Der Hüftgelenksersatz, die McMinn-Prothese

Eine McMinn-Prothese ähnelt der Überkronung eines Zahns: Der Hüftkopf wird nicht entfernt, sondern es wird nur die verschlissene Oberfläche ersetzt.

„Sie sind noch zu jung für ein neues Hüftgelenk!“ Die moderne Endoprothetik macht es möglich,durch knochensparende Techniken und den Einsatz von innovativen Endoprothesen ein aktives Leben zurück zu geben.

Herkömmliche Hüftprothesen bestehen aus Hüftpfanne und Hüftkopf. Der Kopf wird mithilfe eines mehr oder weniger langen Schaftes im Oberschenkelknochen verankert. Um Platz für diesen Schaft und seine Befestigung zu schaffen, muss einiges an Knochenmasse geopfert werden. Beim jüngeren Patienten ist das nicht ganz so unproblematisch: Fällt der Erstoperation viel Knochensubstanz zum Opfer, erschwert das die Voraussetzungen für einen irgendwann vermutlich notwendigen Revisionseingriff.

Was kann man heute tun, um auch jüngere Patienten optimal zu versorgen? In solchen Fällen greift man heute immer öfter zu einer sogenannten Kurzschaftprothese, die mit etwas geringerem Knochenverlust immer noch zufriedenstellend im Oberschenkelknochen verankert werden kann.

Noch weniger Knochen geht allerdings beim reinen Oberflächenersatz (Mc-Minn-Prothese) verloren. Das Prinzip dieser „Hüftkappe“ ist dabei ähnlich wie bei einer Zahnkrone: Es wird nur so viel von dem verschlissenen Hüftkopf weggenommen, dass sich die McMinn-Hüftkappe aufsetzen lässt. Auch der Stift, welcher die Kappe in Position hält, benötigt nur eine kleine Bohrung, der ebenfalls kaum Knochen zum Opfer fällt. Somit wird der Eingriff schonender. Aber das sind lange noch nicht alle Vorteile dieser Prothese, mit der wir inzwischen über eine mehr als 14-jährige klinische Erfahrung verfügen.

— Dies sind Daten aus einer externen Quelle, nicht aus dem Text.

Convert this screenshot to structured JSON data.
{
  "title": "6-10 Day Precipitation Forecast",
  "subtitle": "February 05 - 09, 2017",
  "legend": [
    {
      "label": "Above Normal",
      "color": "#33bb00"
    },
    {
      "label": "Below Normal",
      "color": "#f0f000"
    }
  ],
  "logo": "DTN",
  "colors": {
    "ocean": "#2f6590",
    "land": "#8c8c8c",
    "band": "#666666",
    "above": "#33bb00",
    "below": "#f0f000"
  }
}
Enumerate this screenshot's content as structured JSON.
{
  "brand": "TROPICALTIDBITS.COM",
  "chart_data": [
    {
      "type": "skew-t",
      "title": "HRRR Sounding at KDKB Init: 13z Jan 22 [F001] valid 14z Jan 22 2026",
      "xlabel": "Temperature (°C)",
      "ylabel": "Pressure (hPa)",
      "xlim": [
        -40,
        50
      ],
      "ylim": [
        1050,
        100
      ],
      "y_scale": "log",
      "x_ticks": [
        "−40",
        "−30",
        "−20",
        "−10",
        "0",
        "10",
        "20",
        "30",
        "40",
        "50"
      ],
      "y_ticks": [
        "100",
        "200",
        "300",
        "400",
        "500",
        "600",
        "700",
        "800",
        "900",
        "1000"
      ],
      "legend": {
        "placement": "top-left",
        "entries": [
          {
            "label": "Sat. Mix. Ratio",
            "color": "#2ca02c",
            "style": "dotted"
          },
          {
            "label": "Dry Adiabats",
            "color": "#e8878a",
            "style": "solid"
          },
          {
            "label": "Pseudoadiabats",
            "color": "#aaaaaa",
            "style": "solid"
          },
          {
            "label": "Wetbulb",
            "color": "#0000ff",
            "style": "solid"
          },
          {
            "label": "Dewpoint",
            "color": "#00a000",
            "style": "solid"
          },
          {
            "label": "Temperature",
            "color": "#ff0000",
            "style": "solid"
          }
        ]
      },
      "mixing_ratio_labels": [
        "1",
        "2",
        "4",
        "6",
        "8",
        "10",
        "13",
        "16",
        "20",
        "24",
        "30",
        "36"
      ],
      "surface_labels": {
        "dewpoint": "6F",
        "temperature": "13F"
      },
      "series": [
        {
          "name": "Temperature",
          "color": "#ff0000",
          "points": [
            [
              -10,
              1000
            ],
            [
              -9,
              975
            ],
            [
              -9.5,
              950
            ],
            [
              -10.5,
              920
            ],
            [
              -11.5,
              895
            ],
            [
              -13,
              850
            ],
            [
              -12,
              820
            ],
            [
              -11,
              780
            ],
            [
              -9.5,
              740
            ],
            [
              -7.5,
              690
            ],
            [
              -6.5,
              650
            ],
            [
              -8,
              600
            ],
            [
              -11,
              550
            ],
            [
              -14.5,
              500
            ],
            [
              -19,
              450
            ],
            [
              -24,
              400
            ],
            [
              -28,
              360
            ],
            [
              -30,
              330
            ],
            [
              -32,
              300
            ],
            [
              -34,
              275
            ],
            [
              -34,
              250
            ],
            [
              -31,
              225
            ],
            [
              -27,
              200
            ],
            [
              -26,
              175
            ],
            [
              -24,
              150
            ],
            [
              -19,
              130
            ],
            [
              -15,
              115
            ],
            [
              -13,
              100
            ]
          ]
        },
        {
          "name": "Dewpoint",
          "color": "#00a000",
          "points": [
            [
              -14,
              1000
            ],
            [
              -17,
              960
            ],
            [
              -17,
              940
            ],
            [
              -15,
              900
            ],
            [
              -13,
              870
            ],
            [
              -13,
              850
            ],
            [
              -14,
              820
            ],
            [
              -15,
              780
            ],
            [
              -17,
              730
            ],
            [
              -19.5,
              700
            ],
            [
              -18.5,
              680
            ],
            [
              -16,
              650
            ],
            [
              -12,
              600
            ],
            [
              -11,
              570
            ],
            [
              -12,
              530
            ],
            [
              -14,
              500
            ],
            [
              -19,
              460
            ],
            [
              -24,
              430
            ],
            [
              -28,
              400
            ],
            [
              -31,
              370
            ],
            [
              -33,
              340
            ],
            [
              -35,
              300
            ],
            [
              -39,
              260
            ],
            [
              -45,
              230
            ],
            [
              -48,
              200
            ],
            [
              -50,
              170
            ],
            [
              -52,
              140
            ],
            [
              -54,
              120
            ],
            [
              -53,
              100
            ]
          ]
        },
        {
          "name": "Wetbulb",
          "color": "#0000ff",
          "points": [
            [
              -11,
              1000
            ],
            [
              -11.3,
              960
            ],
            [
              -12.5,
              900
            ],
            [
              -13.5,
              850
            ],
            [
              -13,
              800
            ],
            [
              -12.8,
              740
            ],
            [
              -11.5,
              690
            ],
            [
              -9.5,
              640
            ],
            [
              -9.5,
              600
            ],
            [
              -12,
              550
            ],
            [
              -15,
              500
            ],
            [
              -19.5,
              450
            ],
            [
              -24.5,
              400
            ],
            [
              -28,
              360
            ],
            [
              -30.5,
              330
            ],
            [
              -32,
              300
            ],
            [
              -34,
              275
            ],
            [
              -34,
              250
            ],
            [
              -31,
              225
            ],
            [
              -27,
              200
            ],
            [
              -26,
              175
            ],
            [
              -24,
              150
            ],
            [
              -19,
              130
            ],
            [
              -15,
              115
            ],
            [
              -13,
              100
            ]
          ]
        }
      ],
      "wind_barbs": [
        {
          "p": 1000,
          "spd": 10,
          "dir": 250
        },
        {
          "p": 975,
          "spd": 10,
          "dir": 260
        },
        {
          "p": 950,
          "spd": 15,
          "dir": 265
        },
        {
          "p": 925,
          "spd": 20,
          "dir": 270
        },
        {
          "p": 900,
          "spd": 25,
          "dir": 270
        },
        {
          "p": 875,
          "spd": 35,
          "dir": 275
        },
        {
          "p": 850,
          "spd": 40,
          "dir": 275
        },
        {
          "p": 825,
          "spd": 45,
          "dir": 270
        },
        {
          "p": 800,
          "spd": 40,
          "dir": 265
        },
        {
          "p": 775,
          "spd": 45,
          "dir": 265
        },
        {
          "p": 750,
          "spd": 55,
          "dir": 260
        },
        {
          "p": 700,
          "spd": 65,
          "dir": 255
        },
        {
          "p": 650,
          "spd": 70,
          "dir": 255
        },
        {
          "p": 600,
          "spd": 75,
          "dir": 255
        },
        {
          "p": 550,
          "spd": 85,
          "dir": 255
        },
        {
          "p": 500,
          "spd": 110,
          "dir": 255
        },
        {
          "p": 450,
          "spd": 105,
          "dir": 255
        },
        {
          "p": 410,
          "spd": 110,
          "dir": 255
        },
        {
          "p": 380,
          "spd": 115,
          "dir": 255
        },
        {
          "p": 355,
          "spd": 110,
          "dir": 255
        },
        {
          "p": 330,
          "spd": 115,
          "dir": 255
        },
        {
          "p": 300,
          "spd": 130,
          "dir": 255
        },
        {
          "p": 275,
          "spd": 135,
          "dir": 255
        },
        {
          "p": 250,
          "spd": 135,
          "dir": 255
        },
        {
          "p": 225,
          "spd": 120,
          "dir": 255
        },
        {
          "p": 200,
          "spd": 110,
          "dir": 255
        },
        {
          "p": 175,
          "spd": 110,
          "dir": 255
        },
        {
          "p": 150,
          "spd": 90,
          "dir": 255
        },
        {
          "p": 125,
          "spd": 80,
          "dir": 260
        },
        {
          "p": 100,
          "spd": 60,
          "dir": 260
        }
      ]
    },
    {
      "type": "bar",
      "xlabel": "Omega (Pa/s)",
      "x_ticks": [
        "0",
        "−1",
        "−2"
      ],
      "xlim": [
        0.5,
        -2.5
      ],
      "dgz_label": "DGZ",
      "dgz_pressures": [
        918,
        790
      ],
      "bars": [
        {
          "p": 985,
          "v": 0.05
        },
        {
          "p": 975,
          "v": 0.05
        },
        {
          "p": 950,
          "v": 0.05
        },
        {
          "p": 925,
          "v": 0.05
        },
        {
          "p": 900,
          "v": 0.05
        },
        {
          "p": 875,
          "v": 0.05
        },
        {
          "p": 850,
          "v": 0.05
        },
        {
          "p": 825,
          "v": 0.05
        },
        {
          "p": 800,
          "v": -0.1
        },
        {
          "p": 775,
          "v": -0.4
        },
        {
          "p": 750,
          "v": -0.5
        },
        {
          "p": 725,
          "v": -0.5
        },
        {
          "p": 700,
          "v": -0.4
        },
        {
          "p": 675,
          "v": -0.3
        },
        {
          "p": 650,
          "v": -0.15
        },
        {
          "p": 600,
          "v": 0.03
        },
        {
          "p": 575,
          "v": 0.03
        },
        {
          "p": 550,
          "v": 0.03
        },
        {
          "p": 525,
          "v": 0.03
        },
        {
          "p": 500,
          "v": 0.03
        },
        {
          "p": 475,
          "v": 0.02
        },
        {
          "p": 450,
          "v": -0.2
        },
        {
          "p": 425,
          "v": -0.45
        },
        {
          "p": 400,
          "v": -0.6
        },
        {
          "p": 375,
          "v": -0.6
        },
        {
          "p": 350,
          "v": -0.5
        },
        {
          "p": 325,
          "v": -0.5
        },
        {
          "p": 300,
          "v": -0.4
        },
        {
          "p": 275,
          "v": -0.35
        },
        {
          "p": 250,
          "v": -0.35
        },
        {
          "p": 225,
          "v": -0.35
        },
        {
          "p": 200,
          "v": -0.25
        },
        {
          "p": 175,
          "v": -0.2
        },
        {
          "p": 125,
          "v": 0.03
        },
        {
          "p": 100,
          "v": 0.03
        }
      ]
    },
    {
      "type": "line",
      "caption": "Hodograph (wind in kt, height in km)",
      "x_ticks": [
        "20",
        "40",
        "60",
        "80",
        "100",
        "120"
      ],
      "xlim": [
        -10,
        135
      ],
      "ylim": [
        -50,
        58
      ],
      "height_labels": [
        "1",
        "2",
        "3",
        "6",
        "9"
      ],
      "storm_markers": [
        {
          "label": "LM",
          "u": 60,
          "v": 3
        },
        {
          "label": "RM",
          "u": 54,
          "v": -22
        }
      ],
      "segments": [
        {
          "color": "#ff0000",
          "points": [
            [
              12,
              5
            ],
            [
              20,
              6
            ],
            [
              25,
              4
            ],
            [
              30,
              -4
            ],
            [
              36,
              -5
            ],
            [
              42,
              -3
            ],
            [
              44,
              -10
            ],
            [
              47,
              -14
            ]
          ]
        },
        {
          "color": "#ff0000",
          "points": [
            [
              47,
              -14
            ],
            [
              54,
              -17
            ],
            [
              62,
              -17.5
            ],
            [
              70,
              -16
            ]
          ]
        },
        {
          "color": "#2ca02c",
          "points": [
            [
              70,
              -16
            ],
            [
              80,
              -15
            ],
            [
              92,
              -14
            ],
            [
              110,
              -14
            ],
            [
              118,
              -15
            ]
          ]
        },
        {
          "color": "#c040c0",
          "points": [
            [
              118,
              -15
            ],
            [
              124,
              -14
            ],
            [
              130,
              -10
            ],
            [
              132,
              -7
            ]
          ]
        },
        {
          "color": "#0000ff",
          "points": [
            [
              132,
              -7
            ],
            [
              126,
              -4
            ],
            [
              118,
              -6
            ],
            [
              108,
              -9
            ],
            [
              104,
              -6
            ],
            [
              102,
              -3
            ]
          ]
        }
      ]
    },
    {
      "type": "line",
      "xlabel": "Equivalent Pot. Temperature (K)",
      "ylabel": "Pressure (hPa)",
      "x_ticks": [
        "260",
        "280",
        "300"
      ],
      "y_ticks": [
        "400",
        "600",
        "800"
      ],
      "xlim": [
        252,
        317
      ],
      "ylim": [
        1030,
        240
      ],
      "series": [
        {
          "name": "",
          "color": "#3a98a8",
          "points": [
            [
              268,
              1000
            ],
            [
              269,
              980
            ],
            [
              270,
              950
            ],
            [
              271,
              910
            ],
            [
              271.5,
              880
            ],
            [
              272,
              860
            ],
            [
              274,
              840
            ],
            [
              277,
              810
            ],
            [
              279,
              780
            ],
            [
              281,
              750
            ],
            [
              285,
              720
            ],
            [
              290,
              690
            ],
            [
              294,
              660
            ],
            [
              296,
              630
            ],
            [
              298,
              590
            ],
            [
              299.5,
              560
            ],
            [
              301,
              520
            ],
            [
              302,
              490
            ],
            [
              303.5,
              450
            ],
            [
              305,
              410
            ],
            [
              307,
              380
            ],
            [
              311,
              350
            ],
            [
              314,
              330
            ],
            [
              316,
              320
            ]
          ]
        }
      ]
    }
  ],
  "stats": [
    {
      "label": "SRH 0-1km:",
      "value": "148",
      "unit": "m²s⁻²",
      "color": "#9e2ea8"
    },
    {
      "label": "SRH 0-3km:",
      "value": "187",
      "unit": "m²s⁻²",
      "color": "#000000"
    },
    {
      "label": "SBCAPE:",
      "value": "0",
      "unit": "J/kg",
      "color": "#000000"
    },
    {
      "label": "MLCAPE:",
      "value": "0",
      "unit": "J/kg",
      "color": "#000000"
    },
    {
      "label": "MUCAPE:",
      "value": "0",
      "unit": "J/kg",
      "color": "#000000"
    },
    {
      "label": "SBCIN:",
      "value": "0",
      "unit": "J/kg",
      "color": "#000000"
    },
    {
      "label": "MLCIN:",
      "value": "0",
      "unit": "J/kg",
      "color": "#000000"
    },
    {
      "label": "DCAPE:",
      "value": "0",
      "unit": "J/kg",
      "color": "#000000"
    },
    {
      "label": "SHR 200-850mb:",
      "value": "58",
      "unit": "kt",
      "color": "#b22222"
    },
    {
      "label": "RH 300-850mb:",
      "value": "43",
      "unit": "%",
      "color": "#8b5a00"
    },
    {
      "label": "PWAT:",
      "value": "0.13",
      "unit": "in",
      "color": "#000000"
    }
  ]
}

Bei der weltweit inzwischen über 250.000 Mal eingesetzten McMinn-Prothese bleibt die natürliche Einheit aus Hüftkopf und Oberschenkelhals nahezu vollständig erhalten, wodurch sich auch die individuelle Anatomie und die Biomechanik des Gelenks nicht ändern. So gibt es keine Beinlängenveränderung, und auch die Gelenkkapsel, die Muskelansätze und die Hebelverhältnisse für die Muskulatur bleiben so, wie sie waren.

Merkt der Patient abseits dieser eher theoretischen Vorteile auch etwas davon? Auf jeden Fall. Der Operationszugang erlaubt den Verzicht auf die Durchtrennung der fascia lata, einer großen Sehnenplatte an der Außenseite des Gesäßes. Patienten erholen sich davon nämlich nur vergleichsweise langsam: Oft dauert die Heilung lang und es kommt zu schmerzhaften Komplikationen wie z. B. den am großen Rollhügel (das ist die höchste Erhebung der Hüfte, lat. trochanter major) auftretenden Schleimbeutelentzündungen, die leicht chronisch werden können.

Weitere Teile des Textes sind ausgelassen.